= Graham Bennett (costume designer) =

Australian costume designer (1933–2004)

Graham Stewart Bennett (16 December 1933 – 5 November 2004) was an Australian production and costume designer, teacher and artist who worked unofficially with Oscar winner John Truscott and later, as a teacher, inspired Oscar winner Adam Elliot.

== Biography ==
He attended Scotch College from 1945 to 1949, then studied art and design at RMIT, then taught in secondary schools in Melbourne and Hamilton. While working by day at Broadmeadows Technical College, he worked at night with his flatmate Truscott on the Melbourne production of Camelot, then the British premiere and then the 1967 movie Camelot.

Bennett relied on "a semi-abstract feel" for the set and costume design. "The movie was not to have anything that was referenced to any historical period," he says. "I saw the movie a few weeks ago, and even today, it's very modern, a lot of the design work." For the movie, Bennett designed furnishings such as curtains, and tapestries, the patterns on women's costumes and men's jackets, and King Arthur and Guinevere's crowns.

Bennett was unable to share the recognition with John Truscott on the Oscar-winning art direction and costume design in Camelot in 1967. He was not invited to the ceremony as he did not have a green card he was working illegally in the USA, and could not formally share the awards. "I was sitting at home in Burbank, watching with the wardrobe lady, and we drank champagne, and when John (Truscott) came home, we drank another bottle of champagne. And the next morning at breakfast, we had the Oscars just sitting there, next to the pepper and salt." Bennett said, "Every time I see it [Camelot], I see something that I haven't seen before in the detail."

The Oscar statuettes were bequeathed to him by Truscott. Bennett was an art teacher at Haileybury College from 1969 to 1989. He took one of the statuettes to class, where Adam Elliot, a student, was allowed to hold it. When Elliot completed his short animated film, Harvie Krumpet, he showed it to Bennett and sought his advice, and later wrote to thank him for his guidance and inspiration before going to Hollywood, where he won his own Oscar.
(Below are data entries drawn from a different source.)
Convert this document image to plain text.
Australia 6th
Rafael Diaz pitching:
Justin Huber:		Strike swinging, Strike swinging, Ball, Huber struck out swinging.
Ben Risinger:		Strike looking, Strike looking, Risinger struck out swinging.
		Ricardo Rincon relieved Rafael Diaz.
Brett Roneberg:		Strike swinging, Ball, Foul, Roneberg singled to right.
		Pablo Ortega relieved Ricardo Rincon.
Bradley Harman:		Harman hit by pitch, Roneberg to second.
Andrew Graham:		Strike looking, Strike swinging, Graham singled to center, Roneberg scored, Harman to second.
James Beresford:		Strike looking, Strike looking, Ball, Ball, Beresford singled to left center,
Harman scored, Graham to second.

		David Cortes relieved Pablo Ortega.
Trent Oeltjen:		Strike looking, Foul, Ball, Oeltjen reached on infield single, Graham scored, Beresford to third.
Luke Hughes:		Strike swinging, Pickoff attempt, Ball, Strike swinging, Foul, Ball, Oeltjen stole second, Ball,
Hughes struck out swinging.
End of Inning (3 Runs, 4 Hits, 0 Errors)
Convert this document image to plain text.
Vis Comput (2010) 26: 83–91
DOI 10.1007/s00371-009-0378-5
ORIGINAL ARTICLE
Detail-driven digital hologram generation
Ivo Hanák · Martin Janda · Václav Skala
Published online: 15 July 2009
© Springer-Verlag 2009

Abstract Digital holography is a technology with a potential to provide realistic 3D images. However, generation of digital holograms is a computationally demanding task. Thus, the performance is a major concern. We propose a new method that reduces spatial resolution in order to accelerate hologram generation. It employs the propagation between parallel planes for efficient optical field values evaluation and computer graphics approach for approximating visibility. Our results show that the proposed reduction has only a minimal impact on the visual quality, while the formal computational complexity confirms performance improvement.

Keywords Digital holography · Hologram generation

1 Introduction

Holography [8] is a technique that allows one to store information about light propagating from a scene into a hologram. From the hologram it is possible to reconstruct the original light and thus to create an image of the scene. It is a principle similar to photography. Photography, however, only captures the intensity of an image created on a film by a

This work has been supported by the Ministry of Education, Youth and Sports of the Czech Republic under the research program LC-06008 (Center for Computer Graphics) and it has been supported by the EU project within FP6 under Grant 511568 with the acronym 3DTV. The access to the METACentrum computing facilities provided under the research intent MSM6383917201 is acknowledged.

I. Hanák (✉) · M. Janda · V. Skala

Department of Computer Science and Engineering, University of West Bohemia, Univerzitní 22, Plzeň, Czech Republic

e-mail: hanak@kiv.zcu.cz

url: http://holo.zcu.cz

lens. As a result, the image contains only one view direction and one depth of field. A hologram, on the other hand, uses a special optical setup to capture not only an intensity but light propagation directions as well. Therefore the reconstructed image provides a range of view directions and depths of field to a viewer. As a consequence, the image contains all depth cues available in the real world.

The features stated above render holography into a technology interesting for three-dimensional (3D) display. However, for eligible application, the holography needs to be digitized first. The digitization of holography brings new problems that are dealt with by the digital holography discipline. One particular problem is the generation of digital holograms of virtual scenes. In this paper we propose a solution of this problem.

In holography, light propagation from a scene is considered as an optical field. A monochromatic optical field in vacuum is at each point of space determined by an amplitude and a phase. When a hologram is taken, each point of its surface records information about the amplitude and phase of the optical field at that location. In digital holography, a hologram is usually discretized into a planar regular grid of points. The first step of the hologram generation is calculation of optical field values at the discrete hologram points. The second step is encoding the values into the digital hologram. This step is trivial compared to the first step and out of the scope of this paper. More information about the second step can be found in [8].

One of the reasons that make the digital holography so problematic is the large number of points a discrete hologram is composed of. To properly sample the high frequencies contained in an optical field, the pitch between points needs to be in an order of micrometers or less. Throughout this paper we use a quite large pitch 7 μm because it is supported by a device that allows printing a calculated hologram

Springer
Elliot also thanked him again in his dedication to Mary and Max "To Graham Bennett, Thank you for opening my eyes and allowing my creative juices to flow". "He [Adam Elliot] was a very shy, very quiet and a very gentle boy," Mr Bennett says. "But he had a dark but gentle sense of humour. He was always doing cartoons."

He inherited Truscott's Oscars and donated them to The Arts Centre in Melbourne. There are more visible signs of his achievements, such as the curtains he designed that hang in the State Theatre and Melbourne Town Hall. His most enduring legacy is the inspiration and guidance he offered to the boys in his classroom.

He also provided advice on the 2004 Melbourne revival of Camelot. The director Darren Sticklen said: "We were looking at the first scene together, which is a snow scene, and he said, 'While it's lovely to go for those cooler colours, make sure that you have some touches of warmer colour in there, to ensure that it's beautiful'."